J’ai encaissé l’acharnement, la soumission, ce qui se fait de mieux en désespoir, l’absence, le manque, la terreur, la révolte, l’absurdité. Tes os brisés. Les cris dans la nuit. La mort de toi.
Pourquoi les gens osent ignorer ça ?
Les gens ont-ils aimé une personne comme toi déjà ?
Non, les gens sont passés à côté de toi.
Moi je t’ai perdu. Est-ce que c’est pire ?
Juste un détour.
Juste ça.
Un détour qui me fera crever.
Dans l’ombre, moi contre toi et mes mains qui te cherchent sans fin. Et ta bouche aussi.
C’était comme d’être un mec qui a de la valeur, un qui illumine ton regard. C’était donner du sens à ce qui n’en n’avait jamais eu pour moi, c’était presque remercier le ciel d’être en vie…si, j’te jure c’était à ce point là…
Je suis fini, je suis perdu, je sais plus comment on peut vivre sans toi, je sais pas comment j’ai fait avant…je devais être mort.
Pourquoi les gens s’en foutent dis-moi ?
C’était toi contre moi…des détours infinis…tes mèches qui chatouillent mon front…ton regard sombre quand j’avais picolé un peu trop…les tartines et le café pas sucré…toi contre moi dans l’ombre et le jour…des griffures, des ratures et ton souffle chaud…

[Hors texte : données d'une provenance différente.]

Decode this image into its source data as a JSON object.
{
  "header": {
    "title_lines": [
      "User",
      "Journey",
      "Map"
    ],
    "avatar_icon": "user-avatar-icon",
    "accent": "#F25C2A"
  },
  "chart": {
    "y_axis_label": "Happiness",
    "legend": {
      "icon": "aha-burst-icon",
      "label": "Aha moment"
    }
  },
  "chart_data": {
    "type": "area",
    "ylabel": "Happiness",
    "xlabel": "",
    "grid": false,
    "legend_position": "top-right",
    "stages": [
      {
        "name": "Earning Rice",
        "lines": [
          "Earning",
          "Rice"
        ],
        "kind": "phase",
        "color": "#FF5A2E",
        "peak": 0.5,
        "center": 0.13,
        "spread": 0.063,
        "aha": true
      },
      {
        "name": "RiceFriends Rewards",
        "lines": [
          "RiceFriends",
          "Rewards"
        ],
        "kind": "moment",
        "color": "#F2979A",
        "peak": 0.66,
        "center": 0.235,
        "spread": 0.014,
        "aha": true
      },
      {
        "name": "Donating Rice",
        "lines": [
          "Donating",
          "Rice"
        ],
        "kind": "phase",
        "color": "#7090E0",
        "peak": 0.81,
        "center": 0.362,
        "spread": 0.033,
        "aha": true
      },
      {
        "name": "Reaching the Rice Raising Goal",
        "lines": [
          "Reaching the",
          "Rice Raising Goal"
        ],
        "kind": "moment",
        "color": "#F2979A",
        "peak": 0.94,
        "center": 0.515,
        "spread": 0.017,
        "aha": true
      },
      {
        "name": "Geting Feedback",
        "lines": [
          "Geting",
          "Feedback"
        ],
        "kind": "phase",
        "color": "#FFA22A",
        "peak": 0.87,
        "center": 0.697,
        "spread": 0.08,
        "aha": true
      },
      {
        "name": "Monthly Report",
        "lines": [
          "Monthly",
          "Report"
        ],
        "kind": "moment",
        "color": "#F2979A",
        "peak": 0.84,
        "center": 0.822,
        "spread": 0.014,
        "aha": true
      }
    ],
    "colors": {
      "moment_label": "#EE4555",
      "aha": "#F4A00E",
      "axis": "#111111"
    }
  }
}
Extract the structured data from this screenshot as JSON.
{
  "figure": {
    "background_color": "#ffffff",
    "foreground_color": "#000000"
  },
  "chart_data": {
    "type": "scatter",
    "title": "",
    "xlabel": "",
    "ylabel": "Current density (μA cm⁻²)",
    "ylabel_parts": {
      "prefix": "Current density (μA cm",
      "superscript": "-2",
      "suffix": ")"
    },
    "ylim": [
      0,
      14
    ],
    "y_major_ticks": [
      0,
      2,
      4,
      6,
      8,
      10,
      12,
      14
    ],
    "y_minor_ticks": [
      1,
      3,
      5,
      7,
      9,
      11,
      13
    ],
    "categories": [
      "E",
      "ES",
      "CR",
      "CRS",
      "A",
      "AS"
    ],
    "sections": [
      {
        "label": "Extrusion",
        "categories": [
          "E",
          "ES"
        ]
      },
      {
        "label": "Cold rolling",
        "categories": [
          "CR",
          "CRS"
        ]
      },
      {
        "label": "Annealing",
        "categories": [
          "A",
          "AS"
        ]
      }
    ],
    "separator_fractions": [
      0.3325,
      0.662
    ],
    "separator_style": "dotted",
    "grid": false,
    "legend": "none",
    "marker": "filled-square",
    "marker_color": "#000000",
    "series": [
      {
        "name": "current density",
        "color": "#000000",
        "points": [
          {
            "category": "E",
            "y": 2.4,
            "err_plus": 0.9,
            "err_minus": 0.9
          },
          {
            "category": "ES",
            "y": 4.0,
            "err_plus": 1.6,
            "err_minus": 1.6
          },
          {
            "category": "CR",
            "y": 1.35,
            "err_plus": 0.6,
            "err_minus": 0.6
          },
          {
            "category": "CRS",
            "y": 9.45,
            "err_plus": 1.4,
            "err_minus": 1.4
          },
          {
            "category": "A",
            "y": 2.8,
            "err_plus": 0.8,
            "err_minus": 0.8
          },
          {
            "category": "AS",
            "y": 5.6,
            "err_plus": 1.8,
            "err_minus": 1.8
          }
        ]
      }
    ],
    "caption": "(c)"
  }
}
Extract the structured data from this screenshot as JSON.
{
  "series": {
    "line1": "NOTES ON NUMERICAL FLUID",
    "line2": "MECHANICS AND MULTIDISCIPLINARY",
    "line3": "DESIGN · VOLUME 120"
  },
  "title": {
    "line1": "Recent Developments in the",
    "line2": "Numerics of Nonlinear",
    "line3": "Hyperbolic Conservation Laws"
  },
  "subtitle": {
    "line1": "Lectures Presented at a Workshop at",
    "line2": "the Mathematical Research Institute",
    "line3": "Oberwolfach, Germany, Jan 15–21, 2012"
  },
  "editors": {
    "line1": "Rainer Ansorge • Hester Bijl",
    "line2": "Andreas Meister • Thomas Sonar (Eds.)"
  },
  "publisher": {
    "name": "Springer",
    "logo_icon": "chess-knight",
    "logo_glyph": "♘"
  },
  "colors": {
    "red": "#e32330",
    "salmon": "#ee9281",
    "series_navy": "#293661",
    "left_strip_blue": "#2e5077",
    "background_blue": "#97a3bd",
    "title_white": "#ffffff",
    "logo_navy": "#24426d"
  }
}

Chaque jour qui passe efface un peu plus.
Mais les gens se moquent de moi, de nous et de ce qui nous a tué…toi d'abord, moi dans un instant... l’un contre l’autre, plus jamais.
Regarde, les gens marchent dans la rue, ils ont froid et accélèrent pour rentrer chez eux, ils sont là sous les lumières de la ville, leur visage sans couleur, ils entrent dans les boutiques, répondent avec acharnement à des appels téléphoniques sans fin, s’excusent de bousculer une mémé qui vieillit comme elle peut, galopent, ferment et ouvrent leurs yeux, mouchent leur nez qui coule…n’ont aucune compassion pour moi qui suit mort de toi.
Derrière le banc qui n’en n’est pas un il y a la rivière en crue.
Dois-je sauter avec mon chien ?
J’enlève ma parka, mes pompes, mon écharpe et je les plie bien sur le banc.
Nan ! Je les balance à la flotte, ça fait même pas flop !
Rien.
Silence.
Je relis ton dernier texto une fois encore et je balance le portable aussi.
J’ai un peu froid, je suis un peu con.
Finalement je marche sur les pavés, dans la rue de l’hiver et le chien a disparu. Je ne trouve plus où j’habite, je cherche un peu sur un plan de la ville éclairée. Je me gratte la tempe en grelottant.
Il y a une personne devant moi, avec des paillettes sur le bout de son nez, et elle me tend un plaid qu’elle avait planqué dans son cabas à roulettes, et je m’envoie une rasade au goulot de sa piquette rouge vinaigre, et mes joues s’enflamment.
Toi contre moi c’est fini.
J’ai sauté du pont en pleine nuit, un ange est venu me protéger du froid et dans la rue de Noël, imperturbables, les gens continuent d’avancer…sans moi, sans toi...
...et le monde encore tourne...je ne peux pas comprendre ça.